Again he devours me, licking every spilled part of me like a benign monster.

—

When I kill my mother, I am a shape-shifter, rakshasa, strong and bold, with a second self to make even the bravest of khrissals run from me.

But I am still a child who does not know what it is to have a mother, or a father, and finds that it has both.

Or, in the case of my mother, had. She was khrissal, but she did not run. She did not run from me.

I am slow, sluggish from devouring an entire human body so quickly, with such ravenous desperation. I am surrounded now by my pack, who watch in their first selves. My imakhr leads them.

When she sees me crouched over the stripped bones of Banbibi's human avatar, her brief smile is one of regret. Perhaps she thought she could hide my bastard birth from me all my life, protect me from the curse I carry.

She looks at Cyrah's bones with something approaching fear. The bones of a human goddess. But she approaches despite this, and squats near me, her legs spread wide to let the trinkets hanging from under her thighs show. The baby teeth that fell out of my mouth as I grew faster than any human into the shape of a boy and then a man, burned like tiny pearls into the lines of her imakhr tattoos, shards of tusk and bone and shell hanging off wire and string entwined into scarred bumps, tracing the history of the first animals I ever hunted by myself. I remember clinging to that body as a growing rakshasa in the shape of a human child, hunting with tools as she showed me, yearning for the day I could free my second self, touching and kissing it in mimicry of khrissal sexual ritual right before fucking our second selves when I was grown. Memories poisoned by the khrissal I have just eaten of.

I wait, refuse to react until my imakhr does. Cyrah's remains between us. I want her to embrace me, to comfort me, to give me explication, forgiveness for taking Banbibi's death from our pack, for taking it as my own.

But I know better. I may be Banbibi's devourer, but I am no hero, because I am also Banbibi's son. My imakhr knows me too well. Perhaps she was only waiting for this day, as Banbibi circled our territories on the back of her European vahana, lurking in wait to take back what used to be her son.

I reach out for my imakhr's face, to give her contact, to let her taste Cyrah's blood on my hands. But she grabs my wrist and bites it, quick, and shoves me back. I look at the imprinted half-moon in my flesh. She will have no leftovers. I have kept my tribe from tasting this human goddess, from kindling and sharing her ghost fire.

She gets up. I try to stagger up as well, but she kicks my face and stamps on Cyrah's ribs.

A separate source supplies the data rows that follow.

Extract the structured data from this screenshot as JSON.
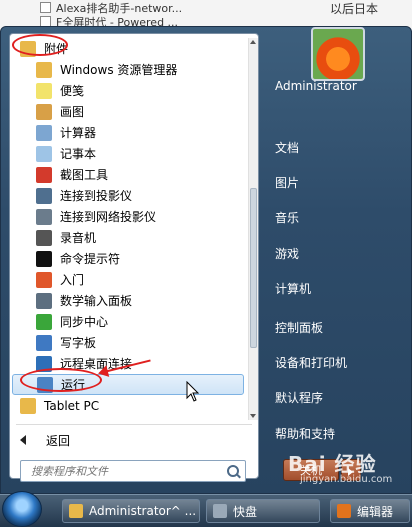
{
  "background_window": {
    "rows": [
      "Alexa排名助手-networ...",
      "F全屏时代 - Powered ..."
    ],
    "right_text": "以后日本"
  },
  "start_menu": {
    "programs": [
      {
        "label": "附件",
        "icon": "folder-icon",
        "color": "#e8b84a",
        "folder": true
      },
      {
        "label": "Windows 资源管理器",
        "icon": "explorer-icon",
        "color": "#e8b84a"
      },
      {
        "label": "便笺",
        "icon": "sticky-notes-icon",
        "color": "#f2e36b"
      },
      {
        "label": "画图",
        "icon": "paint-icon",
        "color": "#d8a047"
      },
      {
        "label": "计算器",
        "icon": "calculator-icon",
        "color": "#7da6d1"
      },
      {
        "label": "记事本",
        "icon": "notepad-icon",
        "color": "#9ec4e6"
      },
      {
        "label": "截图工具",
        "icon": "snipping-tool-icon",
        "color": "#d33a2c"
      },
      {
        "label": "连接到投影仪",
        "icon": "projector-icon",
        "color": "#4f6f8f"
      },
      {
        "label": "连接到网络投影仪",
        "icon": "network-projector-icon",
        "color": "#6b7c8c"
      },
      {
        "label": "录音机",
        "icon": "microphone-icon",
        "color": "#555555"
      },
      {
        "label": "命令提示符",
        "icon": "command-prompt-icon",
        "color": "#111111"
      },
      {
        "label": "入门",
        "icon": "getting-started-icon",
        "color": "#e0572b"
      },
      {
        "label": "数学输入面板",
        "icon": "math-input-icon",
        "color": "#5d6f80"
      },
      {
        "label": "同步中心",
        "icon": "sync-center-icon",
        "color": "#3aa63a"
      },
      {
        "label": "写字板",
        "icon": "wordpad-icon",
        "color": "#3f79c2"
      },
      {
        "label": "远程桌面连接",
        "icon": "remote-desktop-icon",
        "color": "#2d6fb8"
      },
      {
        "label": "运行",
        "icon": "run-icon",
        "color": "#4a83c4",
        "selected": true
      },
      {
        "label": "Tablet PC",
        "icon": "folder-icon",
        "color": "#e8b84a",
        "folder": true
      }
    ],
    "back_label": "返回",
    "search_placeholder": "搜索程序和文件",
    "user_name": "Administrator",
    "right_items": [
      "文档",
      "图片",
      "音乐",
      "游戏",
      "计算机",
      "控制面板",
      "设备和打印机",
      "默认程序",
      "帮助和支持"
    ],
    "shutdown_label": "关机"
  },
  "taskbar": {
    "buttons": [
      {
        "label": "Administrator^ ...",
        "icon": "folder-icon",
        "color": "#e8b84a"
      },
      {
        "label": "快盘",
        "icon": "drive-icon",
        "color": "#9aa9b8"
      },
      {
        "label": "编辑器",
        "icon": "firefox-icon",
        "color": "#e2731d"
      }
    ]
  },
  "watermark": {
    "text": "Bai 经验",
    "sub": "jingyan.baidu.com"
  },
  "accent_colors": {
    "annotation": "#e0201f",
    "selection": "#cfe4f7"
  }
}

The sound of Cyrah's bones breaking under my imakhr's mud-caked feet.

I leap. My hand cracks against the mouth that fed me as an infant, that kissed me and pleasured me.

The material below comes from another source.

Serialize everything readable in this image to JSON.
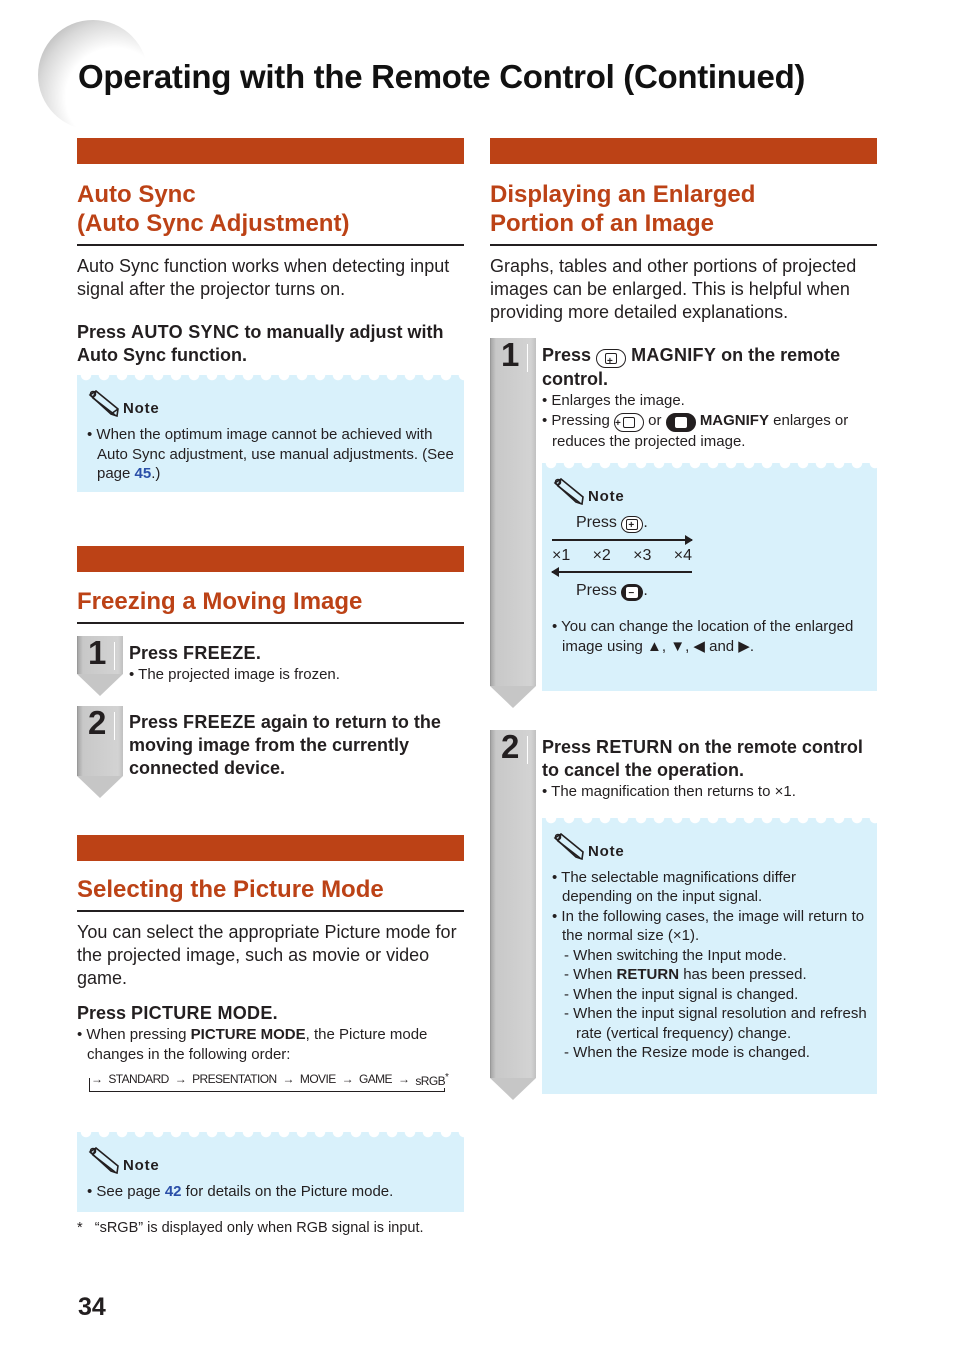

My nails have left dark slashes across her cheek. She steps back. Her expression doesn't change. A bead of red oozes from the corner of her mouth. She spits on me. She licks her dark lips, doesn't touch her ripped cheek.

She shakes her head, because she knows. I am changed forever. I have tasted the human life that created the body I wear.

There under the new stars, my imakhr springs her second self. The first falls away a sheath of digested dream. Her second self rises on its hind legs and towers over the beach like a hill thrust out from the sea-damp sand. In that moment it has chosen to bear male and female genitals both, and looming over me it displays the twin rows of flaccid teats running down its massive torso, framed by the embroidery of old bones burned into its skin. A reminder, that I have no mother, no father. Only imakhr. Only pack and tribe. To remind me that I once hung off those swollen teats as a human infant, a pale khrissal maggot stuck to the belly of this gigantic, gorgeous rakshasa, feeding on the oily soma of swallowed souls as it turned me more than human with each suckling breath I took, as it killed that little human being Cyrah gave birth to and began to create what I am now.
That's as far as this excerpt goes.